Seldom since its civil war and prior to that its battle for independence, has America’s internal future/fortunes been so vulnerable to the actions of outsiders serving their own ambitions. This time, however, it isn’t dealing with the conflicting colonial interests of the British, French, Spanish and indeed Mexican empires, but a singular Asian powerhouse. This is not, of course, the first time the region to its west has delivered a protagonist upon the United States. On this occasion it will not, however, be blindsided by a military strike from a small but aggressive Rising Sun – which it successfully sees off, as from December 1941 – but ever-growing monetary pressure from an economic Titan against which it will have no reasonable defence.
IChina’s efforts to establish the yuan as a global force – so as to build a deep credit market in it – can only come at the expense of investors in dollars and treasuries. There will, of course, be those claiming there are sufficient global vested interests for such dénouements to be impossible, or happen very slowly. One only has to look back at empirics to see how the sun can set suddenly on a once-dominant financial empire to quickly rise on the usurper; one to which those once loyal to the previous financial force then pledge themselves, even if only reluctantly.
There will, of course, be those claiming China is the one threatened economically – in which case, we all are. Let me at this point be very clear: I do not subscribe to such alarm regarding China. Rather than speculate on possibilities, let me consider realities.
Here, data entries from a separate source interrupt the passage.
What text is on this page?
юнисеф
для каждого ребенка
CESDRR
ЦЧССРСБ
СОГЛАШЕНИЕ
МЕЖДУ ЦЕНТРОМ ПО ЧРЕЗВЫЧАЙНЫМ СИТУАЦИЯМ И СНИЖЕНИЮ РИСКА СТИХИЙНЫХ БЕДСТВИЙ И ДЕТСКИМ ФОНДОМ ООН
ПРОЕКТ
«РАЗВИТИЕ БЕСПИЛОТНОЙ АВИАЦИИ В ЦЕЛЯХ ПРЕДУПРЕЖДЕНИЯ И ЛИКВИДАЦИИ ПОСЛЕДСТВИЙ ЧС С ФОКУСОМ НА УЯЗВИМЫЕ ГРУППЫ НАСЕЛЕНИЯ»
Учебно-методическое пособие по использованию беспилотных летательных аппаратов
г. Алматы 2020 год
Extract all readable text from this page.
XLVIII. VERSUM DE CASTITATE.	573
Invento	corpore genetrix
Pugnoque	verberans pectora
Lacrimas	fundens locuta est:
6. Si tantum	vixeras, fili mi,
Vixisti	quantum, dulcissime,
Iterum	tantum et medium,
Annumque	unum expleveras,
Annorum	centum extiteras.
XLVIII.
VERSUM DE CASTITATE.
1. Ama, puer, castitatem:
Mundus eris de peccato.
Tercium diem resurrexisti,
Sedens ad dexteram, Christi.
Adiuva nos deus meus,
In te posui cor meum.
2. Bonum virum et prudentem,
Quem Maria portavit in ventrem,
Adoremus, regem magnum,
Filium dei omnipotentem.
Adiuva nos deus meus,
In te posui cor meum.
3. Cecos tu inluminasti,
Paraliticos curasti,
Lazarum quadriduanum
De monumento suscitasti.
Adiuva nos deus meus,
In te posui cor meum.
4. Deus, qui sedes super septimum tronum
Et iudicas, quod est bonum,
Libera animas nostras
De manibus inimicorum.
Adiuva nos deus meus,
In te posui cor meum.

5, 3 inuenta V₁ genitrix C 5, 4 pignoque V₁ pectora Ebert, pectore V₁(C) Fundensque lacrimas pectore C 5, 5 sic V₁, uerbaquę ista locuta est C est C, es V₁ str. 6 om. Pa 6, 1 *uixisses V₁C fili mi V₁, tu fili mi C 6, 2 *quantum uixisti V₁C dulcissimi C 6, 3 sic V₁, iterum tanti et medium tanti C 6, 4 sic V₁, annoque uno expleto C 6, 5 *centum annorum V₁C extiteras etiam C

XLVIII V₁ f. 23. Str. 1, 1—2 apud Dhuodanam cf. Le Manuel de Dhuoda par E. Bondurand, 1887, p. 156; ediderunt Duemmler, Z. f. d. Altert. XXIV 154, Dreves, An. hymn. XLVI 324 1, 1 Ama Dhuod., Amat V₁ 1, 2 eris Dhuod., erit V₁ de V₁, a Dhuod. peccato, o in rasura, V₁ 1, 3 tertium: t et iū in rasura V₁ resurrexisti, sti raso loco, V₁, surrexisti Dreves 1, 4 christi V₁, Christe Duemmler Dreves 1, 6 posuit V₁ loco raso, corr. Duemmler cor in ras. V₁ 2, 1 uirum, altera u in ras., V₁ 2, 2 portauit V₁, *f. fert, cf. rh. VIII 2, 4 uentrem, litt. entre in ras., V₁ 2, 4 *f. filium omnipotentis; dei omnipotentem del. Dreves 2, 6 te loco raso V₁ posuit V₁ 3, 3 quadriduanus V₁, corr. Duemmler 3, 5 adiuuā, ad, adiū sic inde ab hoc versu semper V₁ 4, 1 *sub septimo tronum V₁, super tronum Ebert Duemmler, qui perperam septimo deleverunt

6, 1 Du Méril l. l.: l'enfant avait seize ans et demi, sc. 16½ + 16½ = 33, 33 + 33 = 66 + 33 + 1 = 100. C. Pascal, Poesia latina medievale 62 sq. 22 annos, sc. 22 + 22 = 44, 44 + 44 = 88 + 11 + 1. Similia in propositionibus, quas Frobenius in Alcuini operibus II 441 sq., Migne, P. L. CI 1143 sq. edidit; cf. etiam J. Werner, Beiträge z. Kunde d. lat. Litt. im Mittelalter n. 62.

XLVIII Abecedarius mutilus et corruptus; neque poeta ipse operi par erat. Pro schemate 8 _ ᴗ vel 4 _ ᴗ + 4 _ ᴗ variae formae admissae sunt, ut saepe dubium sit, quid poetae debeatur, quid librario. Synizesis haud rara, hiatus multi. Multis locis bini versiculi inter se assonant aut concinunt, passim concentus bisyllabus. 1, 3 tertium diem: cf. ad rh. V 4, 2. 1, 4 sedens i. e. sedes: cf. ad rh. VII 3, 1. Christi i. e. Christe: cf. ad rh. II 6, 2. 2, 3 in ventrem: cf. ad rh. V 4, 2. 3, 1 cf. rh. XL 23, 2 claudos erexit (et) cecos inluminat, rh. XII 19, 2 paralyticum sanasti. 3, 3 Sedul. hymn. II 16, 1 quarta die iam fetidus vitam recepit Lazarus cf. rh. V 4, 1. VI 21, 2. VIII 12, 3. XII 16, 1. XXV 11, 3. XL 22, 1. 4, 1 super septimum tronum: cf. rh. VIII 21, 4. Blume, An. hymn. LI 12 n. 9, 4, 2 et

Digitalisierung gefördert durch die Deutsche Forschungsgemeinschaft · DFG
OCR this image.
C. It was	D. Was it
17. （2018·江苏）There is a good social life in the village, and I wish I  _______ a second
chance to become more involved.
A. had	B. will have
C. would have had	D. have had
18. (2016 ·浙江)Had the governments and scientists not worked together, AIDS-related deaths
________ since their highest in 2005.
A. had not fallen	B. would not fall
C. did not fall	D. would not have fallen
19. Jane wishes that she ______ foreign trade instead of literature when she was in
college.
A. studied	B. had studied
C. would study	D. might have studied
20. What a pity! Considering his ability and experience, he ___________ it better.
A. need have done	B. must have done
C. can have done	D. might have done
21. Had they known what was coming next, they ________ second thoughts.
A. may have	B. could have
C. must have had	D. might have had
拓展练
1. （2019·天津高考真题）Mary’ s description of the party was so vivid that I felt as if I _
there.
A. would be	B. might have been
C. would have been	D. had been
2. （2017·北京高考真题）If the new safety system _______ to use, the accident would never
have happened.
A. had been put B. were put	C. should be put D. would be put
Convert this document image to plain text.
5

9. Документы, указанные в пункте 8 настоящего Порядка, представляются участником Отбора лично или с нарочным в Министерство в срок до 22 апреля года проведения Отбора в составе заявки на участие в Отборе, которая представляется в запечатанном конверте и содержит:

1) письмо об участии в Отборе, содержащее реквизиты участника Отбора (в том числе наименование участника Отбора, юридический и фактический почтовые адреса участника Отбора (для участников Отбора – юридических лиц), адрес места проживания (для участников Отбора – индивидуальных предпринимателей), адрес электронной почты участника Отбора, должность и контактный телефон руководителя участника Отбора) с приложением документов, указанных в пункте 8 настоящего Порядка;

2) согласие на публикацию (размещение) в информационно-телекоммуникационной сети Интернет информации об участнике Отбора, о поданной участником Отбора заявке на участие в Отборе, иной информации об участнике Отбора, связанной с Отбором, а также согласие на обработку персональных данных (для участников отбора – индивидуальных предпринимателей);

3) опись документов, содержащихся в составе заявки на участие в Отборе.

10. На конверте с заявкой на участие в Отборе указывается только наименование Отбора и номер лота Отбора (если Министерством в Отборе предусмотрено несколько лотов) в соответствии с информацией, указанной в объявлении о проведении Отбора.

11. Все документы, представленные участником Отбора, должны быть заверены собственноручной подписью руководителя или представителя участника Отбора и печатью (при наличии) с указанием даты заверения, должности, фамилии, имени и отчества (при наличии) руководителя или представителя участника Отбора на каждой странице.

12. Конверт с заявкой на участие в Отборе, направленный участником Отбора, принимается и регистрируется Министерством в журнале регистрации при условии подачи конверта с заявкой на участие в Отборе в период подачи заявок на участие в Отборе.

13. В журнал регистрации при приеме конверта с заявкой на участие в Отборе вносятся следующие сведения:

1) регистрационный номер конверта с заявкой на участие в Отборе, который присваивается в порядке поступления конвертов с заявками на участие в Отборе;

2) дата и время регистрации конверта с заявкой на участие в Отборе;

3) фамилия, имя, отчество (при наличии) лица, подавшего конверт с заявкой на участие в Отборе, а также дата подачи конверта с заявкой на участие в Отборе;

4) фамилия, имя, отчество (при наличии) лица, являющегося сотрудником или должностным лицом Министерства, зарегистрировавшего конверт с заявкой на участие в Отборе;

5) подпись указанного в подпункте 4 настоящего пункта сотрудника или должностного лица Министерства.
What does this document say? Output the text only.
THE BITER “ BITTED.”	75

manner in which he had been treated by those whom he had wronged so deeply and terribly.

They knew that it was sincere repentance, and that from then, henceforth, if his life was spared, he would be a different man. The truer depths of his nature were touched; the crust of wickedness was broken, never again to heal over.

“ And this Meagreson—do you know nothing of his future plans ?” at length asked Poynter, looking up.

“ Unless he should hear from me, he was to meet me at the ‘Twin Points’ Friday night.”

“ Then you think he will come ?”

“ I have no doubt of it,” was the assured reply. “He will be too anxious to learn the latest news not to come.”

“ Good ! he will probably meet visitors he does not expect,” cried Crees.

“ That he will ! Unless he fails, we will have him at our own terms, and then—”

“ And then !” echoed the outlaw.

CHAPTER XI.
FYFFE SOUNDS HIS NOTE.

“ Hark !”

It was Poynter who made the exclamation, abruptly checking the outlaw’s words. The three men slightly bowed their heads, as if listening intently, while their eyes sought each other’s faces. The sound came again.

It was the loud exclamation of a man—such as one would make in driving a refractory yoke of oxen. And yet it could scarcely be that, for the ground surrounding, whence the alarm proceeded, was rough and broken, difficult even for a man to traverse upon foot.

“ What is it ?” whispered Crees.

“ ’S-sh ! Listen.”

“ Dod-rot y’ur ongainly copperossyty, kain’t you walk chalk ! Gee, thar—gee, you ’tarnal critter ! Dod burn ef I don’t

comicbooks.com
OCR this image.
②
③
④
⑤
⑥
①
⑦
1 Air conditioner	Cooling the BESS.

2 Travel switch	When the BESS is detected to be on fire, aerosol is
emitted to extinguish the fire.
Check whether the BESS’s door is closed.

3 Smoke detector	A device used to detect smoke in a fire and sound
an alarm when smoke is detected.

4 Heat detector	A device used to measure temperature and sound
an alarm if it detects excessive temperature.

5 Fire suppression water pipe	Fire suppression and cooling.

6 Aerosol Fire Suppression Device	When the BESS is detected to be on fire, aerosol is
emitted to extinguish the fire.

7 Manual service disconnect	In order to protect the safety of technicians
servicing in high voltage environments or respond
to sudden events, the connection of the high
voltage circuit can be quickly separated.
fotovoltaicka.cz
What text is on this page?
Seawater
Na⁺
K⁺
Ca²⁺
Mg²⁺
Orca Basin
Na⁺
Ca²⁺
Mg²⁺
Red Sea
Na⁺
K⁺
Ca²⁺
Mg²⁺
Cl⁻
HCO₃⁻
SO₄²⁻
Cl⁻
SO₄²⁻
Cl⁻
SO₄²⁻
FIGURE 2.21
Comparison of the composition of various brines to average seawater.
It is an actuarial axiom that China’s treasury holdings must fall in tandem with the dollars position in China’s currency management system. Here it is worth noting that until June 2005, the yuan was pegged perfectly to the US dollar, after which managed moves were allowed. The Hong Kong dollar continues to be a US$ facsimile, something which cannot last; a shock story for a piece other than this. Returning to the yuan, since January 2016 Beijing has diversified its currency management to include ever more other fiats (Table 1). The reality is that the dollar’s weight in the yuan’s management fell from 100% to 26.4%, then 22.4%, and stands now at 21.59%. More specifically, the yuan’s ever-expanding management basket currently boasts two dozen currencies. Awaiting another reweighting, even as soon as early 2022, one can be sure the dollar’s share will fall further and with it, China’s treasury holdings. The ever-lessening power of the dollar can also be seen in the way China has struck ever more currency swap deals with third parties; in effect disintermediating the dollar (see again Table 1). Against these ticking timelines I can confidently claim that each passing day is one closer to when the worlds voluminous savers can easily buy China’s sovereign debt, at the expense that is, of America’s.
So much then, for China’s ever-more progressive devaluation of the dollar and opening up if its own debt market. The question is, has there ever been a precedent for this? Well, there is and there isn’t. There is because way back in September 1985, at the Plaza Hotel in New York, the dollar was devalued in a concerted way by what were at the time the world’s dominant central banks. Devalued at the behest of the US Administration and devalued most against the yen (the deutschemark rising too against the dollar, but much less dramatically). Rather than use a strengthening yen – chart 2 – to ‘draw in’ global savings, Tokyo made no effort to capitalise on its ‘surge pricing’; what was otherwise a loss of its trade competitiveness. The consequence is what we see today and have indeed witnessed for many decades, a moribund Japanese economy. So much then, for Japan’s failure to exploit a strong currency (other that is, than buy trophy assets around the world). I for one have no doubt that Beijing will miss the same chance.
As it manages the dollar ever lower against its own currency, China will open up its sovereign debt market to global investors; using these capital inflows to help grow its internal consumption (just as the US has long done). China will, in short, provide those around the world looking to save their wealth, with the yield and scarcity the US$ and its affiliates once did. A growing Sino-sovereign debt market will provide US treasuries with a rival against which they simply cannot affordably compete.
Let me return to the question of precedent. One could actually point to when the pound sterling was the currency in which so many global commodities were priced in, and in which savers all over the ‘known world’ as it was, chose to save a large part of their wealth. There was a time too, long before, when Roman coinage was the numeraire of trade and store of wealth. In between and before other such ‘gold standard’ specie existed. Going forward and sooner than is naively expected, the yuan will take on the roles the dollar currently holds almost exclusively. This is not a warning or a threat, merely a statement of time honoured, albeit far from frequent, monetary momentum.
I must spend a moment addressing those who consider China an ominous military threat. To these I say it most definitely has no need for any such aggrandisement. After all, why should it engage in what would be certain to be troublesome military adventures, when it can deploy its vast monetary weight? Weight which can only get greater as its currency strengthens; strengthens in the measured but unrelenting way Beijing chooses (chart 1).